3. La construction d’un nouvel État totalitaire

« Celui qui ne regrette pas l’URSS n’a pas de cœur ; celui qui souhaite sa restauration n’a pas de tête », déclarait Vladimir Poutine en 2005. Dix-sept ans plus tard, c’est moins l’URSS que la puissance impériale russe que Vladimir Poutine veut retrouver. Convaincu que « l’Empire du mensonge » a fait de l’Ukraine sa marionnette pour attaquer la Russie, le président russe ne s’est jamais départi de cette culture du KGB dont il fut l’une des recrues en Allemagne de l’Est. (...)
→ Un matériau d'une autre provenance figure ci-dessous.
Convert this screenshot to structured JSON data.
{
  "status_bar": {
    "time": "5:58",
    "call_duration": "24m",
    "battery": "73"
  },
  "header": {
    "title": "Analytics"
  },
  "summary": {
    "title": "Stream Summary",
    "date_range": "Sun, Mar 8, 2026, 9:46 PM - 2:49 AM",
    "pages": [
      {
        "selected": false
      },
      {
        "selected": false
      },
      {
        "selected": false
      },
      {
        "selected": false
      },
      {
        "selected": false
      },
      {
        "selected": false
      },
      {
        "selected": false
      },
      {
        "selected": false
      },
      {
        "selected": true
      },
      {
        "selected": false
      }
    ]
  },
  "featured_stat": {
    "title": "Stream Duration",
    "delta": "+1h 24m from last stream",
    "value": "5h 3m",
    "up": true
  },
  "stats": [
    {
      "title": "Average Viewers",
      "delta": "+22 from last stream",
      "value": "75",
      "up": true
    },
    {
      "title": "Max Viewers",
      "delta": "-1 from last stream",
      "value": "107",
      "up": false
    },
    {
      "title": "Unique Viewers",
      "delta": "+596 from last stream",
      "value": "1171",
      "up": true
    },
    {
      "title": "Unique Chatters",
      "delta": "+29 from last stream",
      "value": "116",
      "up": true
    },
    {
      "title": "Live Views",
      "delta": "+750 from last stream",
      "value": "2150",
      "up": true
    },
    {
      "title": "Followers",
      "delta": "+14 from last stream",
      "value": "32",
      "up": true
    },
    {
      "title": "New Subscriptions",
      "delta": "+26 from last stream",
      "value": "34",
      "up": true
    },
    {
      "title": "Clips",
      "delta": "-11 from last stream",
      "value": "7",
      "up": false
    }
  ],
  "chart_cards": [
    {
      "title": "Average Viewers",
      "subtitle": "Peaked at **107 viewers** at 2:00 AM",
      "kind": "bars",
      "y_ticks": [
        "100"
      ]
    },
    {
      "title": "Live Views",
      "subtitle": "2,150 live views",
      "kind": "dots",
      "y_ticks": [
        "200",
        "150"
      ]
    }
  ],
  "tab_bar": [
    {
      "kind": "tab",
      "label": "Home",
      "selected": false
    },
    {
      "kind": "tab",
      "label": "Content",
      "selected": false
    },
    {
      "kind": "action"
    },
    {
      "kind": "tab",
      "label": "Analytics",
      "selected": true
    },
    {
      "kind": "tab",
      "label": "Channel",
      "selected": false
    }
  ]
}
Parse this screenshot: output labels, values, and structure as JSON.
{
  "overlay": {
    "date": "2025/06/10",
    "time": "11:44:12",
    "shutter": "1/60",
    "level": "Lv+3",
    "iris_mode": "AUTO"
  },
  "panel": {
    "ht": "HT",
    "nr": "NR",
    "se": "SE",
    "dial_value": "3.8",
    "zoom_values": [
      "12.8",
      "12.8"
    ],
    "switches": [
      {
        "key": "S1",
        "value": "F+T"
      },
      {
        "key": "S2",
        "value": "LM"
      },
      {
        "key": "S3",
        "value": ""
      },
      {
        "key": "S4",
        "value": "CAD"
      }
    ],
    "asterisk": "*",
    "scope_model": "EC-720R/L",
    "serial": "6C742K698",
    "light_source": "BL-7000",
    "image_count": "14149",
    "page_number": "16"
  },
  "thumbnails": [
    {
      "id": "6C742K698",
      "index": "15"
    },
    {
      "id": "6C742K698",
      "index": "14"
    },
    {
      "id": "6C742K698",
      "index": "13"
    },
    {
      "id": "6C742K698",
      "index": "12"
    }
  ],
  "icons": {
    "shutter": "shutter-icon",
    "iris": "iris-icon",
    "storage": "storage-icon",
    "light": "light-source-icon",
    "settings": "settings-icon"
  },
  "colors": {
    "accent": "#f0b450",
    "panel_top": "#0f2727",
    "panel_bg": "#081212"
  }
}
D’où cette guerre contre l’Ukraine pour liquider une fois pour toutes ce qui est qualifié de « menace existentielle ». Mais cette liquidation implique, contre les individus et les peuples, la construction d’un nouvel État totalitaire. C’est presque fait en Russie, où le contrôle des esprits par la propagande, et des corps par l’emprisonnement ou l’assassinat, est en voie d’achèvement.

Cela va devoir être fait en Ukraine, à l’issue d’une guerre dont il est dit que la Russie ne peut sortir que victorieuse sauf cataclysme européen ou mondial, comme l’explique Sergueï Karaganov. (...)

l’historienne Françoise Thom signale un autre texte, cette fois du politologue russe Vladimir Mojegov. Il permet de mieux comprendre comment cette guerre contre l’Ukraine déclenchée par Moscou porte des enjeux plus larges de sécurité internationale. « Notre objectif en Ukraine n’est pas de déplacer le foyer antirusse de mille kilomètres vers l’ouest, mais de créer sur nos frontières occidentales un pont et un tremplin vers une nouvelle Europe, non pas vers l’Europe actuelle du chaos et de la décadence, mais vers l’Europe de la tradition », écrit-il. (...)

Là encore, on y retrouve la trace des discours de Vladimir Poutine, dénonçant un Occident décadent, en proie « à la théorie du genre », quand la Russie, avec sa religion orthodoxe, son conservatisme éternel et son autoritarisme de principe, sauverait le monde chrétien. Depuis un mois et demi, la guerre du président russe se développe ainsi dans cet univers idéologique, naviguant entre ultranationalisme guerrier et fascisme.

Il y a quelques années, peu de spécialistes, de diplomates et d’observateurs prenaient au sérieux cet habillage idéologique fanatique. (...)

La guerre en Ukraine ne fait pas qu’invalider définitivement cette vision. Elle nous dit que le pire peut survenir et que le régime russe est prêt à une déflagration qui embraserait toute l’Europe.